9Therefore God exalted him to the highest place
and gave him the name that is above every name,
10that at the name of Jesus every knee should bow,
in heaven and on earth and under the earth,
11and every tongue confess that Jesus Christ is Lord,
to the glory of God the Father.
Many of you know me as Elbert LaGrew, but do you know my middle name? I'll give you a hint, it starts with 'D'. OK, that's not really fair. My middle name is DeWitt. Elbert DeWitt LaGrew. For those of you who are interested, another blog posting will deal with my First and Last Names...yes, there is a story behind that as well.
Growing up I never knew exactly where that name came from. Nobody in our family is named 'DeWitt' and that is really not a common name at all anyway. In my early school years I was teased without mercy when people found out my middle name. I heard, "Ha, ha! Elbert 'De Witt's not so witty!." or "For a Wit, you are pretty dull." Or many other variations along those lines. As a kid, these were really hurtful and of course drove me into even more desire to stay away from people. I realize now, looking back, that I spent much of my childhood in self-loathing and misery. I made a good front of fighting it by over compensating to the point of being just a loud-mouthed buffoon, which of course only served to alienate me more than I already was.
When I was in High School and after a particularly bad day of being teased and trounced, I had had it and I worked up the courage to ask my Dad just where that stupid middle name of mine came from. Why did I have to have such a name that caused me so much pain and teasing. My father told me this:
When I was in High School, I joined the Marine Corp. I knew I was going to get drafted anyway and I didn't want the government telling me which branch of service I could be in, so I enlisted.
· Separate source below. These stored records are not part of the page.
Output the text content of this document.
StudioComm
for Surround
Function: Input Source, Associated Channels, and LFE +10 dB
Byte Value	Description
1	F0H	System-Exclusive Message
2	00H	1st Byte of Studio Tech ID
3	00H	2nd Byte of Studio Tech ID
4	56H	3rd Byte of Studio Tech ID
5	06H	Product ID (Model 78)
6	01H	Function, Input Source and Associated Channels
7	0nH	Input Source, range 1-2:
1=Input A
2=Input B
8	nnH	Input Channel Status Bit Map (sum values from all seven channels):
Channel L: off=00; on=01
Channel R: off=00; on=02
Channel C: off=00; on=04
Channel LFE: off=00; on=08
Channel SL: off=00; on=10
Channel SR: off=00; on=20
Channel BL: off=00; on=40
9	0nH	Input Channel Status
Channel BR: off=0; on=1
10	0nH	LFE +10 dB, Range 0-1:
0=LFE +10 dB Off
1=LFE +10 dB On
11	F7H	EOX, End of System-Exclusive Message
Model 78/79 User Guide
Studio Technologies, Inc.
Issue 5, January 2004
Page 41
I was barely over 17 but they took me anyway. I went through boot camp and I thought I was so tough. I was in great physical shape and of course I had my greatest asset, my teen age intellect.
I was shipped to the South Pacific. On our way over there in the transport ship we ran into a typhoon. It was the only time I got seasick, but it was mainly because everyone else was so sick, you just couldn't help it. We were in rough seas for about 5 days. When we arrived we found out our first assignment was on Saipan. I had never been in combat before, but I sure was looking forward to fighting.
Combat turned out to be nothing like I had imagined. It was the most horrible experience of my 17 years of life. One night, a group of us were sent out on a silent reconnaissance mission. Basically, what we were expected to do is to travel behind enemy lines at night and try to find out more about our enemy. We were not to shoot our weapons...we were to travel unseen and unknown. It we were caught, we were expected to fight, but it would be hand-to-hand.
My Sergeant, was named Sergeant DeWitt. He was a massive man, about 6 foot 6 and about 250 pounds. He was also an old man at 26 years old, at least compared to me. I was 5 foot 9 and about 150 soaking wet and I didn't know it at the time, but I was wet behind the ears as well.
While we were on patrol, we had the misfortune of running into some Japanese soldiers who were on the same mission as we were..silent reconnaissance. It was dark, but there was some moonlight when the fighting began. I suddenly found myself surrounded by 5 Japanese soldiers and I knew...I KNEW I was going to die. There was no chance for me to fight them all. I was well trained and had youth on my side and even my expectation of immortality, but it all left me that night as I stared certain death in the eye.
All of a sudden, from no where it seems, there was Sergeant DeWitt! He, without hesitation, jumped between me and the enemy soldiers...in a few seconds it was all over. I surveyed the area in unbelief...there were 5 dead Japanese soldiers all killed by Sergeant DeWitt. But there also lay my Seargeant...I craddled his head in my arms as he was dying and I promised him with all my heart, "Sarge, if I ever leave alive from this hell-hole and get married, I will name my first-born son after you.". And that is how YOU got your name...son.
I was crying by this time and of course I was embarrassed to do that in front of my Dad. But I will tell you one thing..I was NEVER embarrassed to have that name! I never again felt badly about that, because you see, if it wasn't for Sergeant DeWitt, I would never have been born. I carry that name with pride and with the knowledge that I bear the name of one of the bravest and selfless men my father had ever known.
I will tell you something else. When I first became a Christian, I was embarrassed to tell anyone that I was a Christian, but then I realized that I bear the name of Christ. If it wasn't for the selfless act of one man, I would never have the opportunity to be Born...Again! I think that if people knew the sacrifice that Jesus made for them...the Cost...they too would never, ever be ashamed of the Gospel. How can you be ashamed of bearing the name of the person who saved your soul? I know I am not...I will not....I can not be ashamed. I am Proud!
12My command is this: Love each other as I have loved you. 13Greater love has no one than this, that he lay down his life for his friends. 14You are my friends if you do what I command.Blessings All!